長浜淳之介のトレンドアンテナ:タピオカバブルは崩壊間近? 有力チェーン「ゴンチャ」が荒波を乗り越える条件 (2/6)

[長浜淳之介,ITmedia]

組み合わせは2000通り以上

 ゴンチャは漢字で貢茶と書く。中国では古来、希少だった最高品質のお茶を皇帝に献上するしきたりがあった。貢ぐ茶、すなわち「貢茶」である。後世になって、お茶は大衆に愛されるようになり、世界中に広がっていった。

 ゴンチャというブランド名には、中国の皇帝が愛したような上質なお茶を、カジュアルなスタイルで、日常的に顧客に味わってもらいたいという思いが込められている。

 日本法人のゴンチャ ジャパン広報は、「台湾から仕入れた上質な茶葉を使用し、抽出時の湯温や抽出時間を茶葉ごとに変えて、それぞれの風味を最大限に引き出せるように、こだわりを持って提供している」と人気の秘けつについて説明する。

 メインターゲットは20代後半の女性で、明るく落ち着いた雰囲気の店舗デザインを採用。顧客の自宅から勤務先・学校への動線に沿って出店している。大都市圏を中心に進出しているのが特徴だ。

 顧客は来店すると、豊富なメニューから好きなドリンクを選ぶ。次に、甘さ、氷の量、3つまで選べるトッピングを決める。これらを自在に組み合わせれば、自分好みのドリンクを提供してもらえる。カスタマイズの組み合わせは2000通り以上にもなる。

photo ゴンチャの豊富なラインアップ

 ゴンチャでは、カスタマイズされた台湾茶をスペシャリストであるティー・コンシェルジュが提供する。
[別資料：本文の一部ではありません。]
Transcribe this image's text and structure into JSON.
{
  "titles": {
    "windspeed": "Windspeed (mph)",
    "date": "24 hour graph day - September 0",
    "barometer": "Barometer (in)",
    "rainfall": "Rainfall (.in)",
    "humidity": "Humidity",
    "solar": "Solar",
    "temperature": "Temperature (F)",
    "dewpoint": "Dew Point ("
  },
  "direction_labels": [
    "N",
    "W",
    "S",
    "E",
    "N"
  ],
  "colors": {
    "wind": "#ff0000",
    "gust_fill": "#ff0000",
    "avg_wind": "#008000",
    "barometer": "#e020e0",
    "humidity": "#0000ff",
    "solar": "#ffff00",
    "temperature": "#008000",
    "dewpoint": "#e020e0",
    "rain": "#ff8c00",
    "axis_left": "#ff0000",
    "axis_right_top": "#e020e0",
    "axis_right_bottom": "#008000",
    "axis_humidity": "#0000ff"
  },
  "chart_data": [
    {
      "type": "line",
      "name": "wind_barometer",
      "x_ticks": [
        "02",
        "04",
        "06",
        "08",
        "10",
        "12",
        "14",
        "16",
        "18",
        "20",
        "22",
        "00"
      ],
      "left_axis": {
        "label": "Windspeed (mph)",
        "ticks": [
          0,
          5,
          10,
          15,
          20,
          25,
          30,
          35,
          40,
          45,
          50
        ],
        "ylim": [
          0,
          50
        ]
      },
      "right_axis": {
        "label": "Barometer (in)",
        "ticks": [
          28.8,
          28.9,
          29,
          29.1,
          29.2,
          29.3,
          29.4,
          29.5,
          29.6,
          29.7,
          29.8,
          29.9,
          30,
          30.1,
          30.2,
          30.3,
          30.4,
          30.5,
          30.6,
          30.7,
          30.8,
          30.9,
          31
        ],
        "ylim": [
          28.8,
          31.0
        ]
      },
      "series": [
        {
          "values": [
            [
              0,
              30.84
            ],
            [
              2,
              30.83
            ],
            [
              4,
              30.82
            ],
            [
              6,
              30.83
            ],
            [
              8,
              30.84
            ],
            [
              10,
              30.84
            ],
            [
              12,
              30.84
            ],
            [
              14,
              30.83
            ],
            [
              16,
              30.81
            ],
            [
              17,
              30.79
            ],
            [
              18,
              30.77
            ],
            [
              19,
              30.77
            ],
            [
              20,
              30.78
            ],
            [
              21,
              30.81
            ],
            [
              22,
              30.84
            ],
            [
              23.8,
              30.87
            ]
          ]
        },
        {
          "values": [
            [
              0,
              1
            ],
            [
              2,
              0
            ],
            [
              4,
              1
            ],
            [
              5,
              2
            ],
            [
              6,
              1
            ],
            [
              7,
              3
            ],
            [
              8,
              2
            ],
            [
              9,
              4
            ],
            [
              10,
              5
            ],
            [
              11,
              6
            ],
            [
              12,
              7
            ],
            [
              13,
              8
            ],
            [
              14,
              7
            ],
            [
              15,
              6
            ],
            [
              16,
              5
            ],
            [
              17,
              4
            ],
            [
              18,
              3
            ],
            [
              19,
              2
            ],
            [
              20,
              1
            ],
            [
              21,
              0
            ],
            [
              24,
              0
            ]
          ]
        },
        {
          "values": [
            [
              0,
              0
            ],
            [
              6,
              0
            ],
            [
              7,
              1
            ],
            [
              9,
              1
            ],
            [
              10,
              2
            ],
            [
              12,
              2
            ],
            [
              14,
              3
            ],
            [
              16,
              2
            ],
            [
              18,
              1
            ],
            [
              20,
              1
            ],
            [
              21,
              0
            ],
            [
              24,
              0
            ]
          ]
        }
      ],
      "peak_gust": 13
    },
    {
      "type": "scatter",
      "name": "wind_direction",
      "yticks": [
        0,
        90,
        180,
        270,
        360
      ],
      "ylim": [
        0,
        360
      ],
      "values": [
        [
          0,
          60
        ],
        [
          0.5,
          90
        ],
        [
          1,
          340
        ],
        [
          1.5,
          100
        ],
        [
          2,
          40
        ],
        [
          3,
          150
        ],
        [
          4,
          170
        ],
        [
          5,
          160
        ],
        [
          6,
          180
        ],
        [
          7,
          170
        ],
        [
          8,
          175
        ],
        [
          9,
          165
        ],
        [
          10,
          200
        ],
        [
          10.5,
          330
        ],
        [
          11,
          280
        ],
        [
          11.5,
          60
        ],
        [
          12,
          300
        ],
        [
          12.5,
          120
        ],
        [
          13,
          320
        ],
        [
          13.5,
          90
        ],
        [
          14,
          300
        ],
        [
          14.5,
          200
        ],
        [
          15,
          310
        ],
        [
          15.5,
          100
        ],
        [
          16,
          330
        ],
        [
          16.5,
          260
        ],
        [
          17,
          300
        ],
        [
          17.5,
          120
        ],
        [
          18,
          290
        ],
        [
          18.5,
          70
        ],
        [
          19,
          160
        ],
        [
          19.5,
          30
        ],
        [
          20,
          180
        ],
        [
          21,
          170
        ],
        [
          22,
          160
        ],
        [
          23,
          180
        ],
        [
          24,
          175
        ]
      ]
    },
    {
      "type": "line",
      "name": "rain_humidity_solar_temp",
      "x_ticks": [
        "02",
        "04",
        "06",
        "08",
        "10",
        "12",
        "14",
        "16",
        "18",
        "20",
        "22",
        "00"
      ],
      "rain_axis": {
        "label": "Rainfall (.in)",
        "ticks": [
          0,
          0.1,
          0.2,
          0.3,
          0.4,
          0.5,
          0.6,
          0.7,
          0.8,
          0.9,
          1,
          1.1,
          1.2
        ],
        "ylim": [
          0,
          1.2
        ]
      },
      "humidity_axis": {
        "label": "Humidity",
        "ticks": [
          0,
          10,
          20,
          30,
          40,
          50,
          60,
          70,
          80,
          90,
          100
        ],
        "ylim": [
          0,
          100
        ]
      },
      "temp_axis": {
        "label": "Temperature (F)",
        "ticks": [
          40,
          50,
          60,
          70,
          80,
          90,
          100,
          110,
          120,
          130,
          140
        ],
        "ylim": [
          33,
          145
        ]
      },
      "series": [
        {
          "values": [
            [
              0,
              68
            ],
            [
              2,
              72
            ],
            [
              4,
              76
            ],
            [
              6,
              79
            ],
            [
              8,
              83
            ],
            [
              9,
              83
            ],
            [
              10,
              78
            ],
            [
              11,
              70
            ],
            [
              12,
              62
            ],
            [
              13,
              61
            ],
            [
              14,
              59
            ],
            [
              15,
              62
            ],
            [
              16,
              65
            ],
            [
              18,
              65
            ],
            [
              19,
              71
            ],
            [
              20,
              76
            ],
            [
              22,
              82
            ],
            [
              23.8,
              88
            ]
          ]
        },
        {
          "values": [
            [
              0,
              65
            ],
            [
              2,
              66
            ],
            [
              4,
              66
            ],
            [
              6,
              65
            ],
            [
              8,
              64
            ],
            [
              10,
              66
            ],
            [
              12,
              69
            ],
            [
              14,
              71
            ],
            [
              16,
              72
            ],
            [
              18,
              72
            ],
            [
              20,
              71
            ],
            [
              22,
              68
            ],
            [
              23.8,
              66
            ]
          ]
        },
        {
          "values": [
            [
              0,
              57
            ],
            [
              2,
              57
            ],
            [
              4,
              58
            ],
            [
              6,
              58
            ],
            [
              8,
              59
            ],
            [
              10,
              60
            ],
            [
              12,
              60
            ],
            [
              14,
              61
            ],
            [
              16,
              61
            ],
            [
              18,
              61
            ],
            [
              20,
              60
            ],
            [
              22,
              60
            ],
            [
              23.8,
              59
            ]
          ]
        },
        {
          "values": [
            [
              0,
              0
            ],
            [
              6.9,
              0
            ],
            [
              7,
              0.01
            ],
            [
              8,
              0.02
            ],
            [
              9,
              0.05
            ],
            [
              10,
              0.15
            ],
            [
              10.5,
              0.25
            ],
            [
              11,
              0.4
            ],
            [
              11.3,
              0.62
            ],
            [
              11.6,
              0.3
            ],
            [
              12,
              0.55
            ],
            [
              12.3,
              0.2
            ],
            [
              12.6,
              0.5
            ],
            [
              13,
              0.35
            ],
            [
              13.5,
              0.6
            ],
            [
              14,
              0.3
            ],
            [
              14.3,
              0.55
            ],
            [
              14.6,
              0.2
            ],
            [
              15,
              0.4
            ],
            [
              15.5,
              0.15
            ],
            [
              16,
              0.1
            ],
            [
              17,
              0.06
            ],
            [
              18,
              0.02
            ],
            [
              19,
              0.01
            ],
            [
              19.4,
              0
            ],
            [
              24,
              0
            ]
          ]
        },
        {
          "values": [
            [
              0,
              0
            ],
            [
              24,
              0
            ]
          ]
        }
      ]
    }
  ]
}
あたかも、スペシャリティコーヒーの店で、バリスタがコーヒーをいれるのになぞらえているようだ。

 ベースとなるオリジナルのお茶は、ブラックティー(紅茶/全発酵茶)、ジャスミン・グリーンティー(緑茶/不発酵茶)、ウーロンティー(青茶/半発酵茶)、阿里山ウーロンティー(同)の4種類。それぞれアイスかホットを選択できる。サイズはS、M、Lと3種類あり、Lはアイスのみが提供される。

 想定利用シーンは、ブラックティーが「からだポカポカ」、ジャスミン・グリーンティーが「朝の目覚めに」、ウーロンティーが「こってりな食事に」、阿里山ウーロンティーが「リフレッシュに」。日本ではあまり見なかった、緑茶とウーロン茶と紅茶を総合的に扱う専門店というのが、大きな特徴だ。

 ベースのドリンクには、泡立ちが特徴のミルクフォーム、ミルクティー、さらには果汁が入ったティーエード、ジュース、スムージーなどがある。